Emer Rutledge – The Possibilities of Psychoanalysis in Psychiatry

THE LETTER 38 (Autumn 2006) pages 45-48

In the year 1917 Freud gave a lecture on the topic of psycho­analysis and psychiatry. On that occasion he asked his listeners to ‘endeavour to allow the psycho-analytic view to grow up quietly in you alongside of the popular or psychiatric one, till opportunities arise for the two to influence each other, to compete with each other and to unite in leading to a conclusion.’

During the first half of the twentieth century, psychoanalysis revolutionized our understanding of mental life. It provided a remarkable set of new insights about unconscious mental processes. However at the beginning of the twenty-first century the influence of psychoanalysis is somewhat in decline. In the same paper in 1917 Freud anticipated that ‘in the not too distant future it will be realized that a scientifically based psychiatry is not possible without a sound knowledge of the deeper-lying unconscious processes in mental life.’ Yet there is a difficulty in accommodating the evidence- based, scientific, biological discipline of psychiatry with the insights of psychoanalysis.
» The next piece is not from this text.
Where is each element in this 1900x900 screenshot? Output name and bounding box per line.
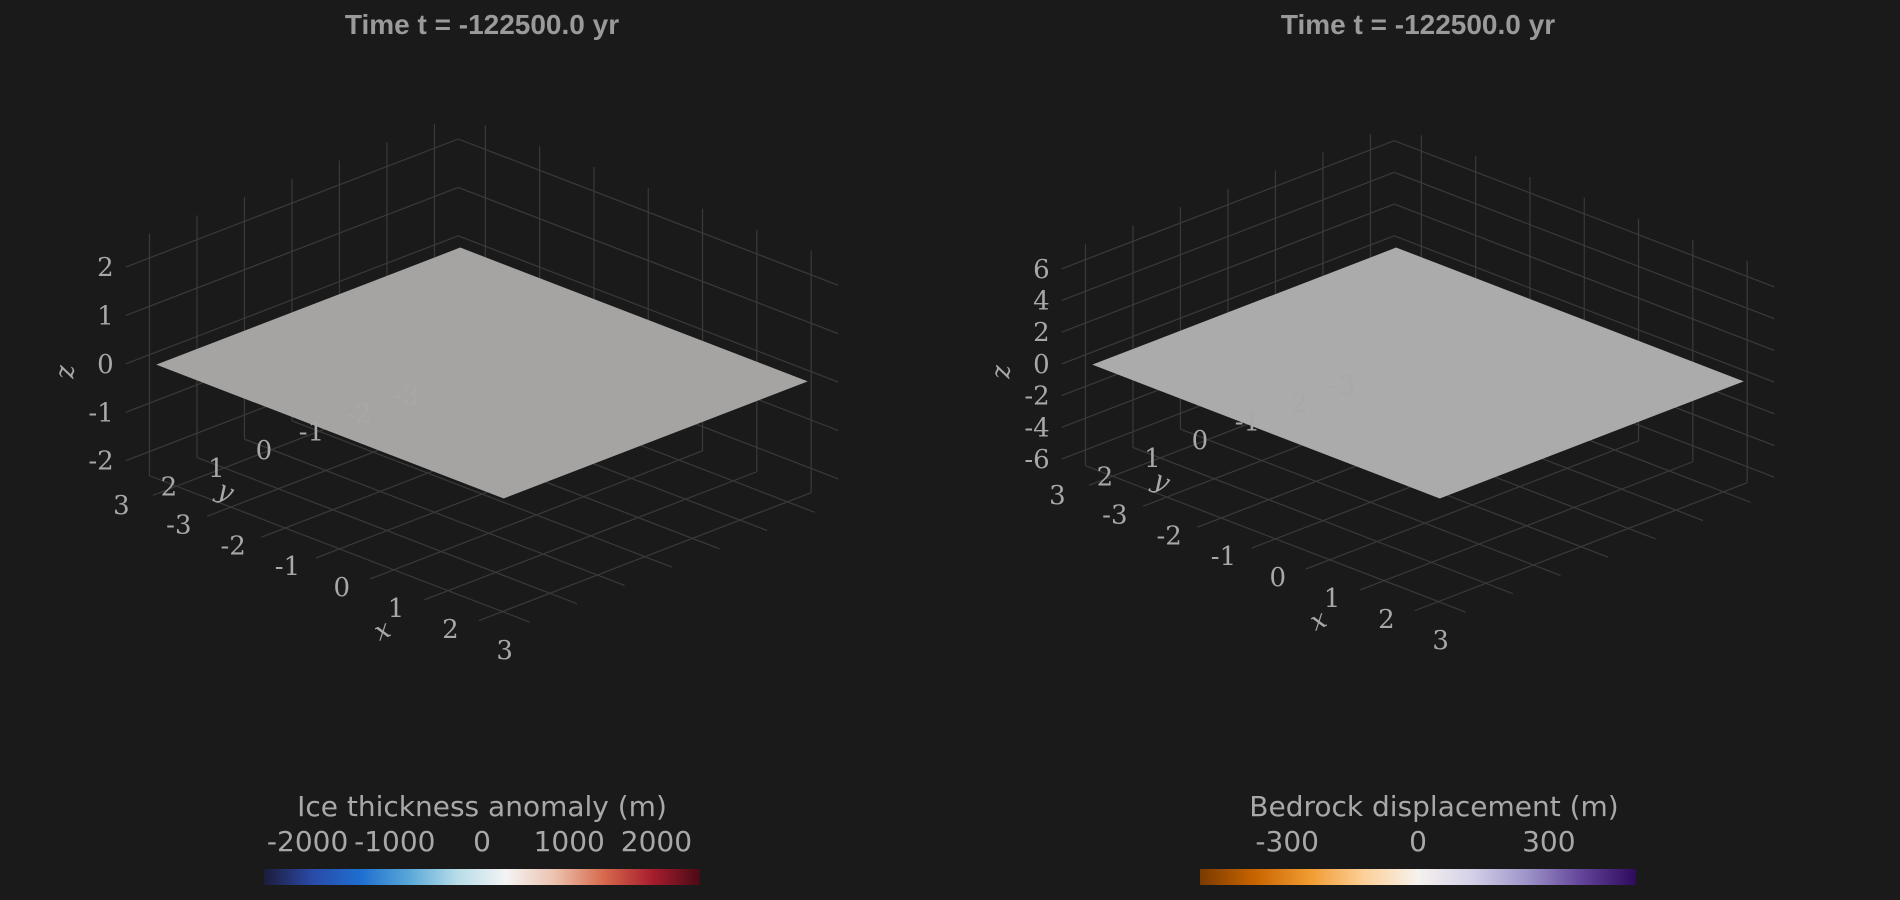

Biology has made remarkable progress in the last fifty years. Just as the gene was central to biology of the twentieth century, it is anticipated by many that the mind is to be the central focus of the twenty-first. To paraphrase the opinion of François Jacob ‘The century that has ended has been preoccupied with nucleic acids and proteins. The next one will concentrate on memory and desire. Will it be able to answer the questions they pose?’